Treating the Outside of Your Facility for Snow & Ice

 It’s winter in the Midwest. Not only is it cold but temperatures are freezing and can cause torturous environments for commercial buildings. Conditions during these colder months require that facility managers step up their game when it comes to snow and ice removal and maintaining a safe exterior. In fact, it’s imperative to take extra precautions to keep a facility safe and help prevent slips and falls.

Shovel & Salt!

First, the sidewalks need to be thoroughly shoveled. Salt, ice melt, whatever you call it, cannot do it’s job if the shoveling isn’t done first. It’s imperative to treat parking lots, walkways, sidewalks, stairs, and loading docks that get frequent public use.

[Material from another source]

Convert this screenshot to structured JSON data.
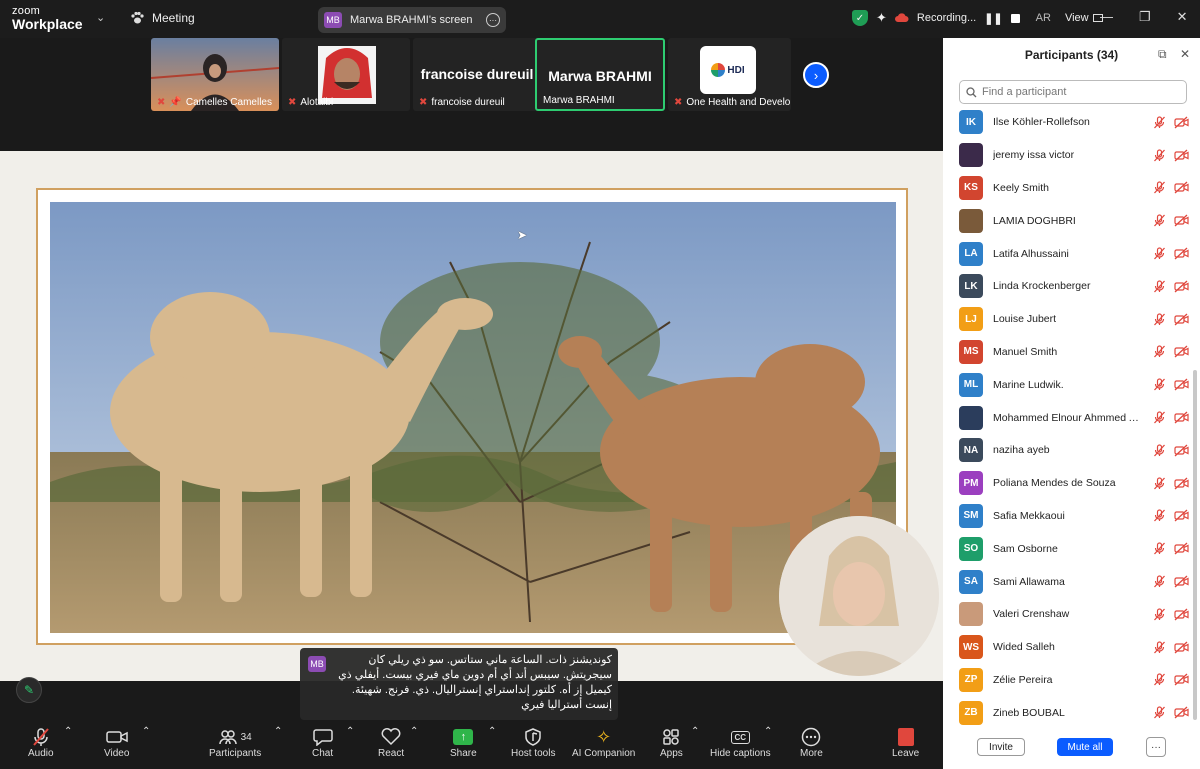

Not salting with the right product at the right times can be a real liability for facilities. There are different types of chemicals in ice melt products making them affective in different conditions. Check out this Ice Melt Comparison Guide. Consider the budget, temperature, and type of surface that it will be applied to before selecting a product.

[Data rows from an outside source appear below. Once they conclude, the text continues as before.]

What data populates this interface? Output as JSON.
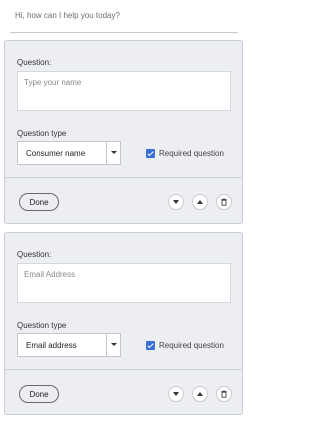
{
  "greeting": "Hi, how can I help you today?",
  "cards": [
    {
      "question_label": "Question:",
      "question_placeholder": "Type your name",
      "type_label": "Question type",
      "type_value": "Consumer name",
      "required_label": "Required question",
      "required_checked": true,
      "done_label": "Done"
    },
    {
      "question_label": "Question:",
      "question_placeholder": "Email Address",
      "type_label": "Question type",
      "type_value": "Email address",
      "required_label": "Required question",
      "required_checked": true,
      "done_label": "Done"
    }
  ],
  "icons": [
    "move-down-icon",
    "move-up-icon",
    "delete-icon"
  ],
  "colors": {
    "card_bg": "#eceef2",
    "checkbox": "#3b6fd8"
  }
}
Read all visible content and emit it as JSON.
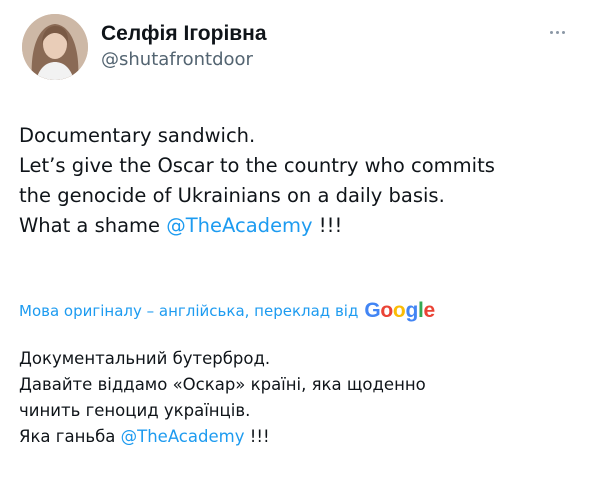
{
  "author": {
    "display_name": "Селфія Ігорівна",
    "handle": "@shutafrontdoor"
  },
  "tweet": {
    "line1": "Documentary sandwich.",
    "line2": "Let’s give the Oscar to the country who commits",
    "line3": "the genocide of Ukrainians on a daily basis.",
    "line4_prefix": "What a shame ",
    "line4_mention": "@TheAcademy",
    "line4_suffix": " !!!"
  },
  "translation": {
    "note": "Мова оригіналу – англійська, переклад від",
    "provider": "Google",
    "line1": "Документальний бутерброд.",
    "line2": "Давайте віддамо «Оскар» країні, яка щоденно",
    "line3": "чинить геноцид українців.",
    "line4_prefix": "Яка ганьба ",
    "line4_mention": "@TheAcademy",
    "line4_suffix": " !!!"
  },
  "icons": {
    "more": "more-horizontal-icon",
    "avatar": "profile-photo"
  },
  "colors": {
    "link": "#1d9bf0",
    "text": "#0f1419",
    "secondary": "#536471"
  }
}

Below are some tips for applying salt from our partner HP Products.

  1. Do not use on concrete less than two years old– Freeze-thaw damage may occur.
  2. Apply in advance of a winter storm– Early attention before a storm will help prevent freeze-thaw scaling of surfaces. When the snow starts falling, the ice melt will create a brine solution, preventing ice and snow from bonding to the surface.
  3. Disperse properly – Contrary to popular opinion, using large amounts of ice melt does not affect the speed which ice and snow melts. Using too much product can damage surfaces and harm the environment.
  4. Use a mechanical spreaderfor accurate coverage – The proper coverage rate is about one cup per square yard. This coverage will fan out and undercut the ice, so that you can shovel the walkway clear.
  5. Continue to disperse ice melt during a storm– This helps to prevent snow from becoming hard-packed on surfaces.

Overall, when it comes to preventing slips and falls outside at a school, clinic, restaurant or other public facility, be proactive. Pay attention to weather reports during the winter. Be prepared to treat the appropriate areas.